Optical probes of molecules as nano-mechanical switches

• Published in: Nature communications Vol. 11; no. 1; p. 5905
• Main Authors: Kos, Dean, Di Martino, Giuliana, Boehmke, Alexandra, de Nijs, Bart, Berta, Dénes, Földes, Tamás, Sangtarash, Sara, Rosta, Edina, Sadeghi, Hatef, Baumberg, Jeremy J.
• Format: Journal Article
• Language: English
• Published: London Nature Publishing Group UK 20.11.2020; Nature Publishing Group; Nature Portfolio
• Subjects: 119/118; 132/122; 140/133; 147/3; 639/624/399/1098; 639/624/400/1021; 639/925/357/354; 639/925/927/1021; 639/925/927/998; Binding sites; Circuits; Density functional theory; Electric contacts; Electrical junctions; Electronics; Exploitation; Gold; Humanities and Social Sciences; Interrogation; Molecular electronics; Molecular structure; multidisciplinary; Nanoparticles; Nanotechnology devices; Plasmonics; Science; Science (multidisciplinary); Self-assembly; Switches; Torsion springs
• ISSN: 2041-1723; 2041-1723
• DOI: 10.1038/s41467-020-19703-y

Molecular electronics promises a new generation of ultralow-energy information technologies, based around functional molecular junctions.

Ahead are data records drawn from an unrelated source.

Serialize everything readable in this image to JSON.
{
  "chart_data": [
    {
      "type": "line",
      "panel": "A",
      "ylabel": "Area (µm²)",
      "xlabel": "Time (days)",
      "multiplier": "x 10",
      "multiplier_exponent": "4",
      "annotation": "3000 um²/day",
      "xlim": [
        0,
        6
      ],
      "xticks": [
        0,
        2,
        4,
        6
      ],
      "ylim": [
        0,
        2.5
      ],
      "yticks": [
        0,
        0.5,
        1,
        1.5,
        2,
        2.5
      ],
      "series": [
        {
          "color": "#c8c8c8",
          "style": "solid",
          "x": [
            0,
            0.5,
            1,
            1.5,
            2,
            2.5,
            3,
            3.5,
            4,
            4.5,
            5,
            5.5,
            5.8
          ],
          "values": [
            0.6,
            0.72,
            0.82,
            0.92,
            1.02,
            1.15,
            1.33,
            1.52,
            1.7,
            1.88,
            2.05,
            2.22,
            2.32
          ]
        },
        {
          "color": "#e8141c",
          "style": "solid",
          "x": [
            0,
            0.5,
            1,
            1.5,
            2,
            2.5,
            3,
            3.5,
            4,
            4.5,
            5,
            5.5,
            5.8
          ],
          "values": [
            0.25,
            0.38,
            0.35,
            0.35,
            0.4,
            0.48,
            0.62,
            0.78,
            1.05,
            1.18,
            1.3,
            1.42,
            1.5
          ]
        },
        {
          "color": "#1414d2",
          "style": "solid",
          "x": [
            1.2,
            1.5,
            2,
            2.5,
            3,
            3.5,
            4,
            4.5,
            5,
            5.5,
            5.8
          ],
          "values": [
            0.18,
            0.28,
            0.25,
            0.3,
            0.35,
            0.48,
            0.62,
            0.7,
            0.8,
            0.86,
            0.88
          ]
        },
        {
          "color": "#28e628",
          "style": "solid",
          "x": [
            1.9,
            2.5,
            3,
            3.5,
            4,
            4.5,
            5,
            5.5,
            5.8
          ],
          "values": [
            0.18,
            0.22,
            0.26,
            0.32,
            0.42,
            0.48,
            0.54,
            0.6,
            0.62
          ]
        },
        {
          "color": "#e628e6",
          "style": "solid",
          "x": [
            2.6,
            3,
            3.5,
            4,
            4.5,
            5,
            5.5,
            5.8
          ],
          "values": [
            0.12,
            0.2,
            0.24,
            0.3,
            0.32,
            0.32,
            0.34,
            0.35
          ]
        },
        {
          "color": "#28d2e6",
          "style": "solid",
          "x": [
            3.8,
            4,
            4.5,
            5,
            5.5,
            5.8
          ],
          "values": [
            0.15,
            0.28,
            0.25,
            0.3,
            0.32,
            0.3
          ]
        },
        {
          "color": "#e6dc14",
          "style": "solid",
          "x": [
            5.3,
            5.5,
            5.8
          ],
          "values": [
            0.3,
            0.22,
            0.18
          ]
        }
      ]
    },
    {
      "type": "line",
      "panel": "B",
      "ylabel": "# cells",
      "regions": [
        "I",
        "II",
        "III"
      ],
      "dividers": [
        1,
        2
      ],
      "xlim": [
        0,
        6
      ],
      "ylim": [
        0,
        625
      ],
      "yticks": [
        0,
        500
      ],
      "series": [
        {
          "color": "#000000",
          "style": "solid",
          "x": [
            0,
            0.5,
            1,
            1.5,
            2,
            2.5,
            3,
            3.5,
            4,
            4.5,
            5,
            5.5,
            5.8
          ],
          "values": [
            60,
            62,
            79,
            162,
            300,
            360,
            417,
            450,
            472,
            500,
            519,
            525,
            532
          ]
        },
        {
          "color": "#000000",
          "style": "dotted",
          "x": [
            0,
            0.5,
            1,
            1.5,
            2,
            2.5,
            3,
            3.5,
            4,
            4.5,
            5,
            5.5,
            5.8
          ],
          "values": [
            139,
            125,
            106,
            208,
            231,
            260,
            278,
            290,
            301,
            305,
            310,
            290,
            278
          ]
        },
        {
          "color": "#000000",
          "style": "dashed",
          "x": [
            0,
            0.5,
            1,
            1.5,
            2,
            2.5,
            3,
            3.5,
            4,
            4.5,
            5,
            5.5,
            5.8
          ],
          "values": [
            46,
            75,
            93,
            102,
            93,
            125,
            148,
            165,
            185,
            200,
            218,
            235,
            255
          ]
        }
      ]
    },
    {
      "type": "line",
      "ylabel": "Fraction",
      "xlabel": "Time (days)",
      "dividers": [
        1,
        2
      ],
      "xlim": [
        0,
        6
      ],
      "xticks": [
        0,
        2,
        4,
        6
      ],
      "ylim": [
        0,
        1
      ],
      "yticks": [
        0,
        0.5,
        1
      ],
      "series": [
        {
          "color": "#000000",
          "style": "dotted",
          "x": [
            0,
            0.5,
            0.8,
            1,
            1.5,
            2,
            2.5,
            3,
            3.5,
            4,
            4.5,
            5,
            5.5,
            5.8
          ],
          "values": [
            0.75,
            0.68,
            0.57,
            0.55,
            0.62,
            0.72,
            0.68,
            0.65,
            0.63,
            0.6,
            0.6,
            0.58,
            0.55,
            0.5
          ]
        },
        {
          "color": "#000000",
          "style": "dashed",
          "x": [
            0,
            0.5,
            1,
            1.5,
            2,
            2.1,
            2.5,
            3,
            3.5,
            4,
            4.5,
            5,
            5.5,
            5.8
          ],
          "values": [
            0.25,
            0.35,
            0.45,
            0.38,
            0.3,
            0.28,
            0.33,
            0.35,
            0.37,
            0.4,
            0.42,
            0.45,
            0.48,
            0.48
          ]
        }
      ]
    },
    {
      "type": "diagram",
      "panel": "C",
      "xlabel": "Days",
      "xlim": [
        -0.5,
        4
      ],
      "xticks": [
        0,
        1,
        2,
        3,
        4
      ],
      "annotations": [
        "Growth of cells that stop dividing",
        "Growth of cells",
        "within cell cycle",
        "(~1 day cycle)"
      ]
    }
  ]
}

Here, we report optical probing that exploits a gold nanoparticle in a plasmonic nanocavity geometry used as one terminal of a well-defined molecular junction, deposited as a self-assembled molecular monolayer on flat gold. A conductive transparent cantilever electrically contacts individual nanoparticles while maintaining optical access to the molecular junction. Optical readout of molecular structure in the junction reveals ultralow-energy switching of ∼50 zJ, from a nano-electromechanical torsion spring at the single molecule level. Real-time Raman measurements show these electronic device characteristics are directly affected by this molecular torsion, which can be explained using a simple circuit model based on junction capacitances, confirmed by density functional theory calculations. This nanomechanical degree of freedom is normally invisible and ignored in electrical transport measurements but is vital to the design and exploitation of molecules as quantum-coherent electronic nanodevices. The development of molecular electronics at single molecule level calls for new tools beyond electrical characterisation. Kos et al. show an optical probe of molecular junctions in a plasmonic nanocavity geometry, which supports in situ interrogation of molecular configurations.